To help business customers fight the deluge of spam

May 7, 2009 10:04 GMT  ·  By

Microsoft indicated that the Forefront anti-spam resource center was designed to provide customers with solutions and resources capable of protecting them from the deluge of unwanted email. In the Security Intelligence Report volume 6 (July - December 2008) released in April 2009, the Redmond company indicated that only 3% of the content emailed worldwide was actual emails, with the rest being just spam. In this regard, the Forefront Anti-Spam Resource Center, a destination tailored to business customers, is set up to work in conjunction with anti-spam technologies in order to protect IT messaging networks from unwanted content.

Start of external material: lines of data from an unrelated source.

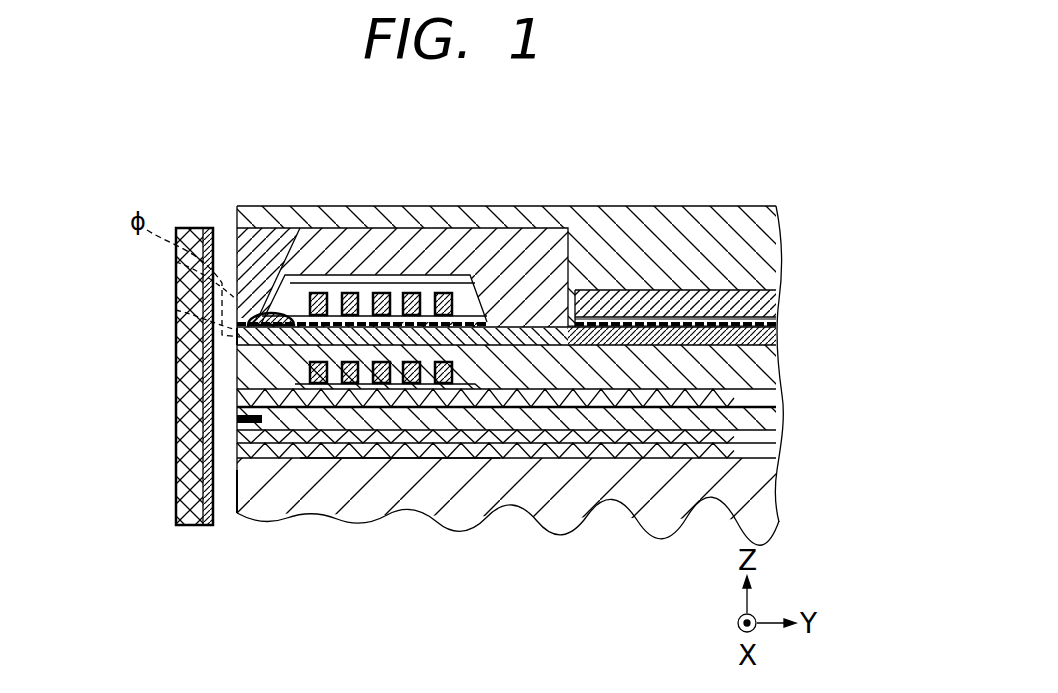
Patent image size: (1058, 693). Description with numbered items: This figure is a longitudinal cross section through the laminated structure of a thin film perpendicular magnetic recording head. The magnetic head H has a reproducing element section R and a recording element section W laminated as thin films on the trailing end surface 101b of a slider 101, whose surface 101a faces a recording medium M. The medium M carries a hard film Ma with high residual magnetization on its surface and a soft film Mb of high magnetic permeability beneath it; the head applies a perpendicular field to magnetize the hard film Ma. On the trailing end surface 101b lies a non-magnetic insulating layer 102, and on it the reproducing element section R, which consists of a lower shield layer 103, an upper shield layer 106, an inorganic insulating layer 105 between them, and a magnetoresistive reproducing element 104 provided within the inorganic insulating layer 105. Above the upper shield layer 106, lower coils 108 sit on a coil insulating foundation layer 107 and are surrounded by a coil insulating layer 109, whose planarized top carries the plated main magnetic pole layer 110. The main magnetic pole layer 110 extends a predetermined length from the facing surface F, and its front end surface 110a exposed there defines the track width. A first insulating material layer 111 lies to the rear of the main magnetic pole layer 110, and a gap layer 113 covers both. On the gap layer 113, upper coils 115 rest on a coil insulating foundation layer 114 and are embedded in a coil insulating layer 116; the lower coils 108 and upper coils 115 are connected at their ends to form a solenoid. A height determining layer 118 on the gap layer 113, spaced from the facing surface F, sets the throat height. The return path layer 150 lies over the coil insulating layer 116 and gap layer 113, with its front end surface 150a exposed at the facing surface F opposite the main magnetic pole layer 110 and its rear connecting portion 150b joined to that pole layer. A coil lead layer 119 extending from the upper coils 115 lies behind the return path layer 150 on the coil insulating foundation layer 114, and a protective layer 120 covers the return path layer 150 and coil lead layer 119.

The slider 101 is at (673, 503).
The surface of slider 101a is at (238, 490).
The trailing end surface 101b is at (399, 461).
The non-magnetic insulating layer 102 is at (237, 451).
The lower shield layer 103 is at (237, 437).
The reproducing element 104 is at (237, 423).
The inorganic insulating layer 105 is at (600, 418).
The upper shield layer 106 is at (237, 401).
The coil insulating foundation layer 107 is at (467, 392).
The lower coils 108 is at (383, 398).
The coil insulating layer 109 is at (237, 376).
The main magnetic pole layer 110 is at (242, 340).
The front end surface 110a is at (242, 330).
The first insulating material layer 111 is at (755, 325).
The gap layer 113 is at (240, 325).
The coil insulating foundation layer 114 is at (488, 318).
The upper coils 115 is at (383, 290).
The coil insulating layer 116 is at (313, 290).
The height determining layer 118 is at (262, 312).
The coil lead layer 119 is at (646, 300).
The protective layer 120 is at (338, 276).
The return path layer 150 is at (427, 268).
The front end surface 150a is at (237, 240).
The connecting portion 150b is at (523, 290).
The magnetic head H is at (143, 152).
The facing surface F is at (236, 297).
The recording medium M is at (164, 401).
The hard film Ma is at (207, 508).
The soft film Mb is at (190, 498).
The recording element section W is at (793, 222).
The reproducing element section R is at (793, 388).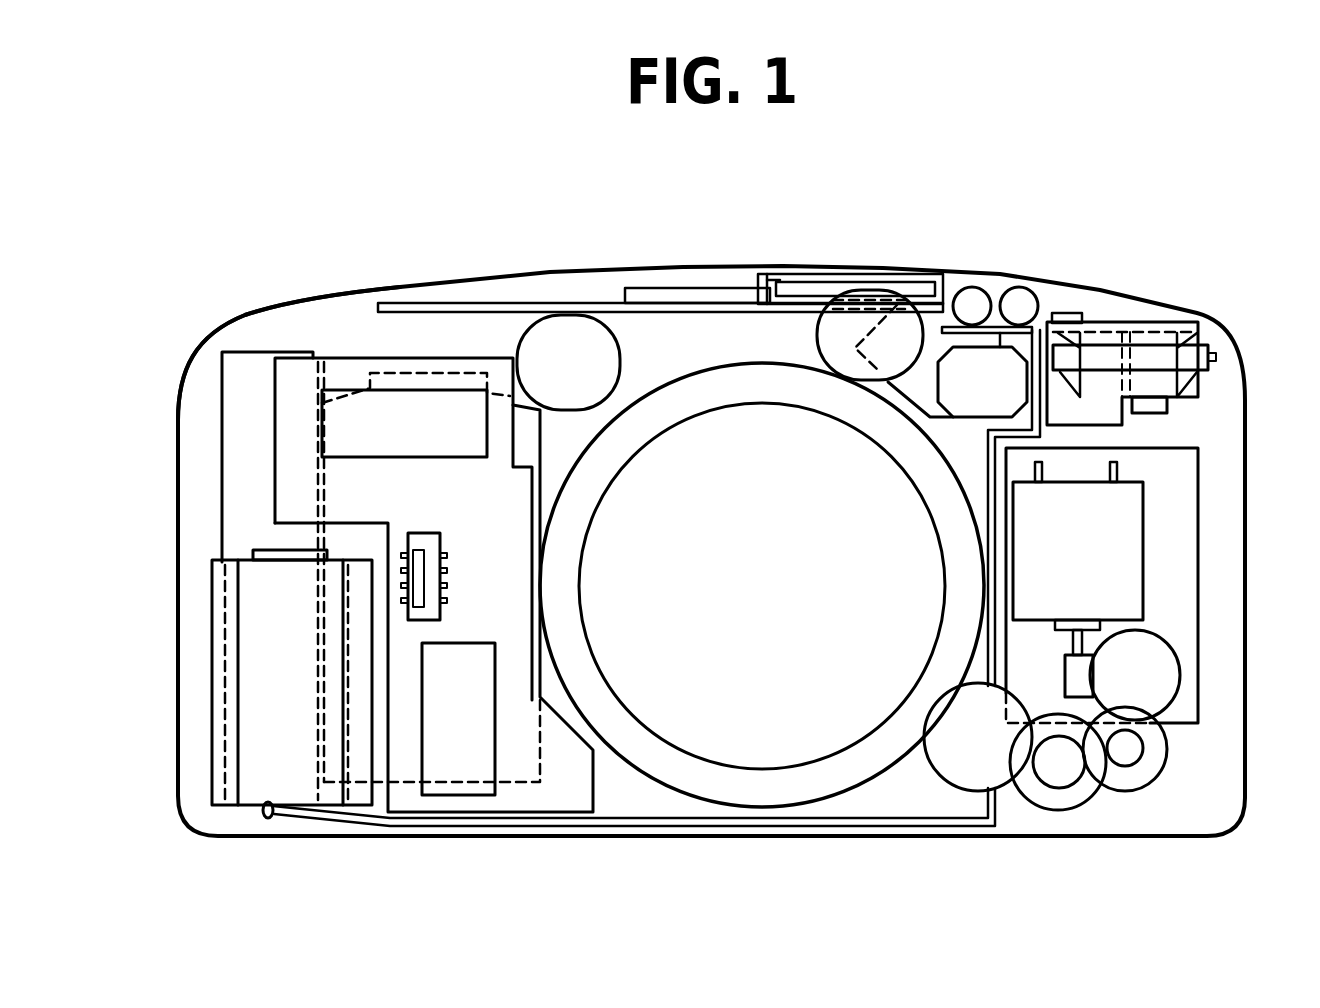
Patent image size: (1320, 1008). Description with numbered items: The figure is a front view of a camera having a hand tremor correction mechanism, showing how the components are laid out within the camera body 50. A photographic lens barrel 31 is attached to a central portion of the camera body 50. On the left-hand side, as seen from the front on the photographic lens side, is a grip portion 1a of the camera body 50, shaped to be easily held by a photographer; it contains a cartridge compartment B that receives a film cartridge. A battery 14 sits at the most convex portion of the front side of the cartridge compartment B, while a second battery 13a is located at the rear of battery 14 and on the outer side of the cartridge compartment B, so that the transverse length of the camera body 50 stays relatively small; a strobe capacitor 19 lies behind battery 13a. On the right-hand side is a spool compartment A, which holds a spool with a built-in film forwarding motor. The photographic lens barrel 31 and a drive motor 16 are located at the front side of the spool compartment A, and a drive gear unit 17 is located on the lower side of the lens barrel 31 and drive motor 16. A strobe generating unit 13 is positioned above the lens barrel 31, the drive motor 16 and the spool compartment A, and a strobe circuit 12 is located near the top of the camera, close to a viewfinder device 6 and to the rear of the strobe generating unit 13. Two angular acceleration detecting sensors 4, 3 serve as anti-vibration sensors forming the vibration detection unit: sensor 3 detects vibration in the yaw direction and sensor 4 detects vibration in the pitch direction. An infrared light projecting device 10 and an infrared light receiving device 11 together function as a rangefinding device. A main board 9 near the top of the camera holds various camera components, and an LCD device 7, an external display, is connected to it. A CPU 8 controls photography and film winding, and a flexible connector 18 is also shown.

The grip portion 1a is at (230, 328).
The angular acceleration detecting sensor 3 is at (462, 773).
The angular acceleration detecting sensor 4 is at (347, 403).
The viewfinder device 6 is at (955, 290).
The LCD device 7 is at (883, 280).
The CPU 8 is at (700, 292).
The main board 9 is at (410, 303).
The infrared light projecting device 10 is at (835, 320).
The infrared light receiving device 11 is at (563, 330).
The strobe circuit 12 is at (1022, 327).
The strobe generating unit 13 is at (1185, 330).
The battery 13a is at (213, 567).
The battery 14 is at (257, 787).
The drive motor 16 is at (1135, 580).
The drive gear unit 17 is at (1142, 777).
The flexible connector 18 is at (415, 533).
The strobe capacitor 19 is at (238, 377).
The photographic lens barrel 31 is at (738, 793).
The camera body 50 is at (1227, 793).
The spool compartment A is at (1183, 480).
The cartridge compartment B is at (387, 377).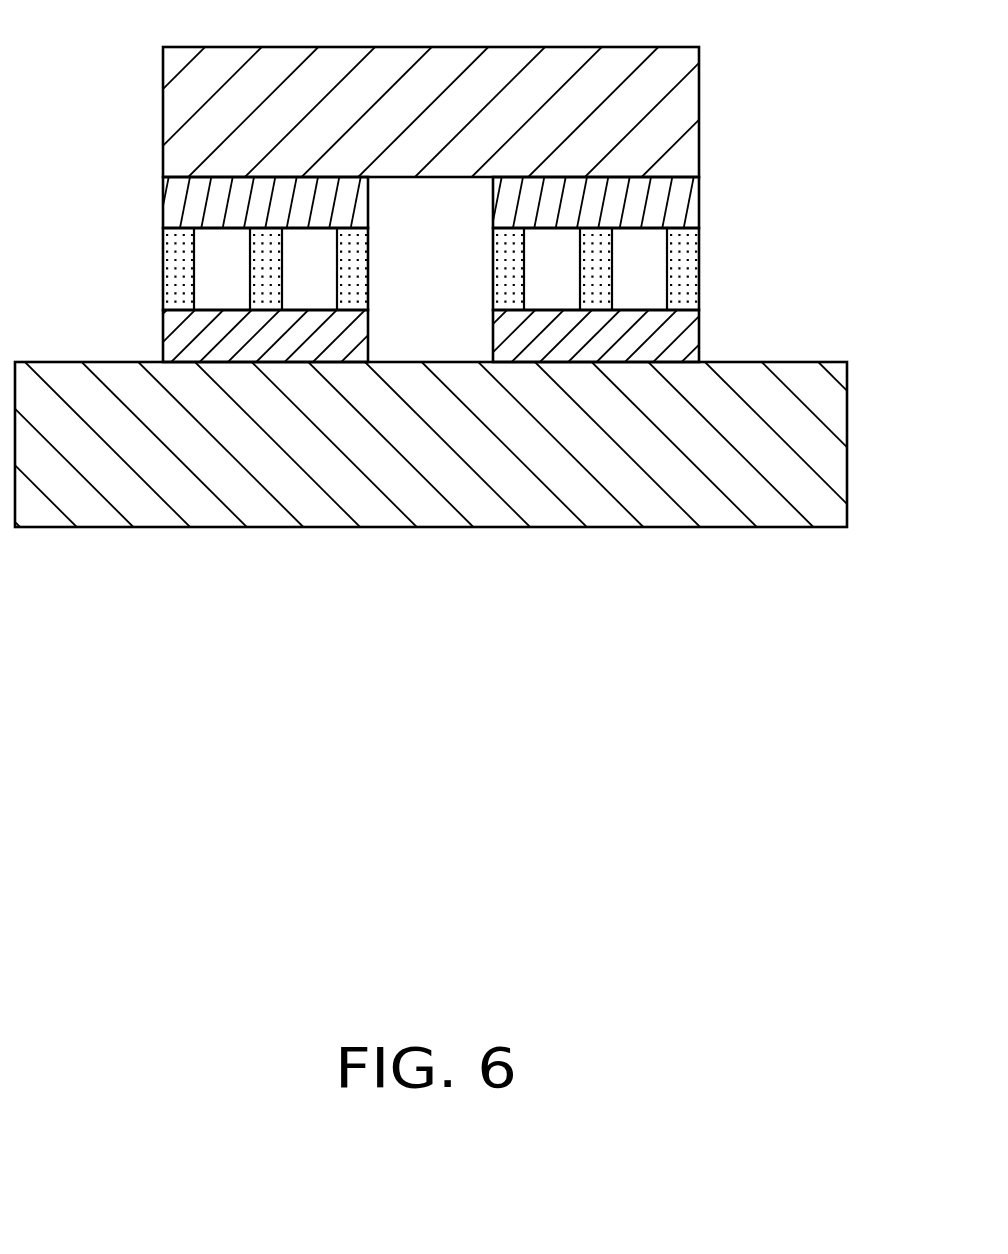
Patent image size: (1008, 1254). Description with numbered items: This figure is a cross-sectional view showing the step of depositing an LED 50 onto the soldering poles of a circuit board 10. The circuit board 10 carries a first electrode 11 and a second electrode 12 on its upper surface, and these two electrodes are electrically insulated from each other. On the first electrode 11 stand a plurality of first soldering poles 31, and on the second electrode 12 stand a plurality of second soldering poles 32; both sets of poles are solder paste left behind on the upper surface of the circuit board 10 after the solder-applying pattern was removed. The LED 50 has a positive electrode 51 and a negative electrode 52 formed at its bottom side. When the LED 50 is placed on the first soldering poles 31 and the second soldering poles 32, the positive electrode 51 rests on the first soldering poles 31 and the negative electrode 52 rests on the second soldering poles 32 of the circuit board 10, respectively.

The circuit board 10 is at (812, 434).
The first electrode 11 is at (183, 338).
The second electrode 12 is at (677, 335).
The first soldering poles 31 is at (183, 268).
The second soldering poles 32 is at (680, 267).
The LED 50 is at (668, 114).
The positive electrode 51 is at (187, 203).
The negative electrode 52 is at (678, 200).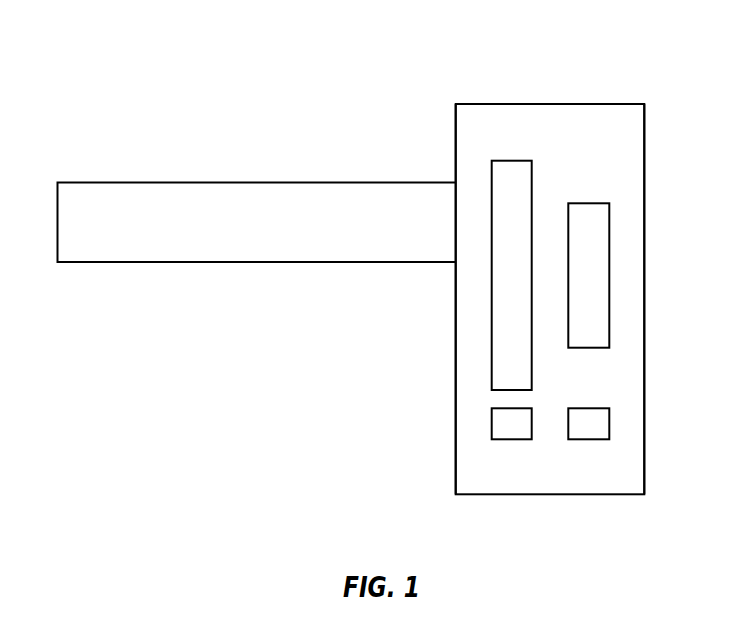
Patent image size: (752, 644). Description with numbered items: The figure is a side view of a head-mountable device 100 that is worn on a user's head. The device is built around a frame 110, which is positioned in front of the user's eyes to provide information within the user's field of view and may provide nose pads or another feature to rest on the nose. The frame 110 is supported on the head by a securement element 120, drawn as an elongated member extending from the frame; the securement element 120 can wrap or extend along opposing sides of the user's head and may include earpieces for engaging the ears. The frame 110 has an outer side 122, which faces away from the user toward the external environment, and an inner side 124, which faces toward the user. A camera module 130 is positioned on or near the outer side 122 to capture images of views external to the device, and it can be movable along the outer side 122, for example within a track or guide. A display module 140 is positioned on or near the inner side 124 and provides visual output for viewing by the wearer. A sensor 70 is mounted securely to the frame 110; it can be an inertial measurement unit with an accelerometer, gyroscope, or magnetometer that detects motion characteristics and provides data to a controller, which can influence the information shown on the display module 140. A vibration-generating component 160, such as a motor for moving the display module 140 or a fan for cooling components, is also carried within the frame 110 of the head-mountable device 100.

The head-mountable device 100 is at (52, 86).
The frame 110 is at (547, 103).
The securement element 120 is at (189, 204).
The outer side 122 is at (644, 380).
The inner side 124 is at (455, 407).
The camera module 130 is at (609, 277).
The display module 140 is at (492, 273).
The sensor 70 is at (509, 440).
The vibration-generating component 160 is at (588, 440).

“More than 97% of all email is spam! And it is more than annoying…it also creates the ideal environment for malware attacks and phishing attempts. In response, we have recently launched the Forefront Anti-Spam Resource Center. Visit the site and add it to your favorites to stay up to date on Microsoft’s products, technologies and research to help you mitigate the risks and annoyances of spam in your company,” revealed a member of the Forefront team.

Of course, when it comes down to recommending security solutions to keep spam at bay, Microsoft is pointing to Forefront. The Redmond company even features statistics on its website, applauding the performance of Forefront technologies. In this regard, Forefront offers business customers a network uptime: 99.999% with an email delivery time smaller than two minutes. At the same time, Microsoft emphasized that solutions such as Forefront Security for Exchange Server and Forefront Online Security for Exchange blocked all known email viruses along with 98% of all spam, and delivered just a false positive for each 250,000 emails filtered.

“As in previous periods, spam in 2H08 was dominated by product advertisements, primarily pharmaceutical products (48.6 percent of the total). Together with non-pharmacy product ads (23.6 percent of the total), product advertisements accounted for 72.2 percent of spam in 2H08,” Microsoft explained.